1. consisting of many elements in a complex relationship
2. manifold; multiple.
3. of, pertaining to, or using equipment permitting the simultaneous transmission of two or more trains of signals or messages over a single channel.
1. a system or signal involving simultaneous transmission of several messages along a single channel of communication.
2. (in map making) a stereoscopic device that makes it possible to view pairs of aerial photographs in three dimensions.
3. a building containing a number of motion-picture theaters or, sometimes, a cluster of adjoining theaters on the same site.
1. to send several messages or signals simultaneously, as by multiplex telegraphy.
[from Latin: having many folds, from MULTI- + plicāre to fold]
“How much of philosophical, scientific, and political thought is caught up with the idea of continuity? What if it were otherwise? … [if there was] a way of thinking with and through dis/continuity - a dis/orienting experience of the dis/jointedness of time and space, entanglements of here and there, now and then, that is, a ghostly sense of dis/continuity, a quantum dis/continuity... differentiations that cut together/apart - not separate consecutive activities, but a single event that is not one.”
“Quantum Entanglements and Hauntological Realtions of Inheritance: Dis/continuities, SpaceTime Enfoldings, and Justice-to-Come”, Karen Barad (Derrida Today 3.2 (2010):240-268 Edinburgh University Press):
As someone deeply curious about the way our world works – from the simple clarity of infinitesimally small micro reactions to the infinite complexity of macro interactions – Marissa Lee Benedict’s practice is deeply rooted in research and experimentation. Growing out of a four year investigation into algae - and its potential to transform our food, pharmaceutical, science, and fuel industries - MULTIPLICES is an exploration by Benedict into processes of thinking, making, researching, assembling, transforming: processes of making dis/connections.
For MULTIPLICES, Benedict has collected algal samples from 5 sets of sites in the Chicago metropolitan area, taking these sites as a series of coordinates from which to draw spiraling connections between personal, social, material and theoretical histories. Installed in threewalls’ main space, MULTIPLICES pairs written text with sculptural objects; assemblages which put forward the experience of the exhibition as a multiplex, as a way in which messages and transmissions can be packaged together and sent simultaneously along a single telephone line. Building upon Deleuze and Guattari’s proposition of the book as a space where “...there are lines of articulation or segmentarity, strata and territories; but also lines of flight, movements of deterritorialization and destratification”, Benedict encircles the gallery space with a single shelf – a ledge prepared to hold a multitude of “textbooks” which serve as a road maps for the sculptural assemblages occupying the gallery walls and floors.
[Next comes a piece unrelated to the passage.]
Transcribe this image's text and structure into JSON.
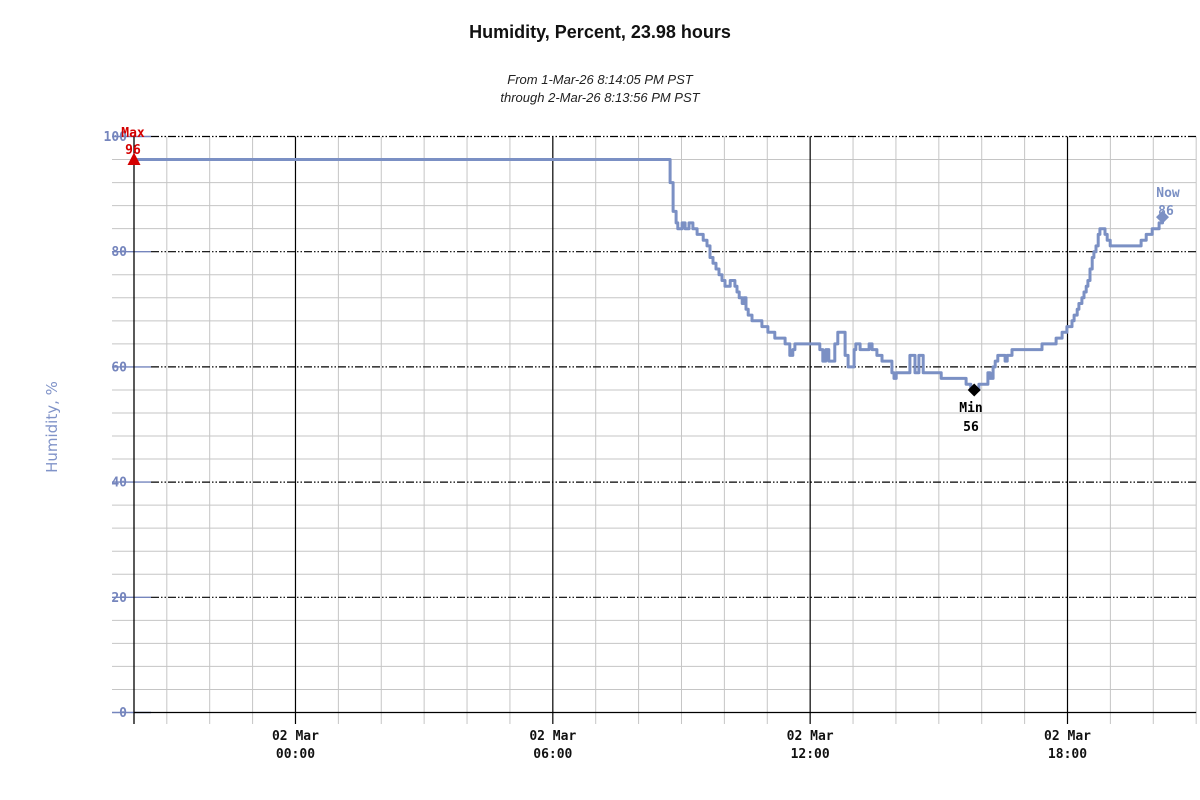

Traveling to Wolf Lake, Belmont Harbor, the offices of SAIC/SAIC (the Art Institute and the sience/technology company), Jean Baptiste Point Du Sable Homesite/Dusable Park and threewalls itself, Benedict dis/connects these 5 sets of coordinates through a process similar to that of felting – of generating a nonwoven fabric through the multiple, random interlocking of spiral strands (fibers) under heat, friction and pressure. Utilizing this process of “felting” as a metaphor for describing the synthesis of a four year body of research, Benedict takes up the exhibition as a moment to embarks on a discussion of MULTIPLICES: of simultaneities and separations; iteration and reiteration; sampling and searching and researching; cutting apart and together; certainty and curiosity and uncertainty; chance and intention and proposition; moments of hope and failure; loss and transformation; everything and nothing.
A native of Southern California, Marissa Lee Benedict is a sculptor, researcher, writer, explorer, teacher, student and avid amateur of many fields and disciplines (coming from the French “lover of”). Motivated by a sense of critical wonder, Benedict’s practice is an ongoing investigation the complex – and ever evolving – relationship between humans and the material world. Whether communicating via sculpture, installation, performance, video or the written word – or a hybridization thereof – she seek to articulate Jane Bennett’s philosophy of “vibrant matter”, fore-fronting the “force of materiality” to create both a physical and intellectual understanding of networked interconnectivity. Benedict is interested in participating in processes which reinvest material with agency; processes which allow equal space for planned human action and uncontrollable biological, chemical and physical reaction.
Currently based in Chicago, IL, Marissa Lee Benedict received a BFA from the Rhode Island School of Design (RISD) in 2007 and an MFA in Sculpture from the School of the Art Institute of Chicago (SAIC), where she teaches part-time in the Sculpture Department.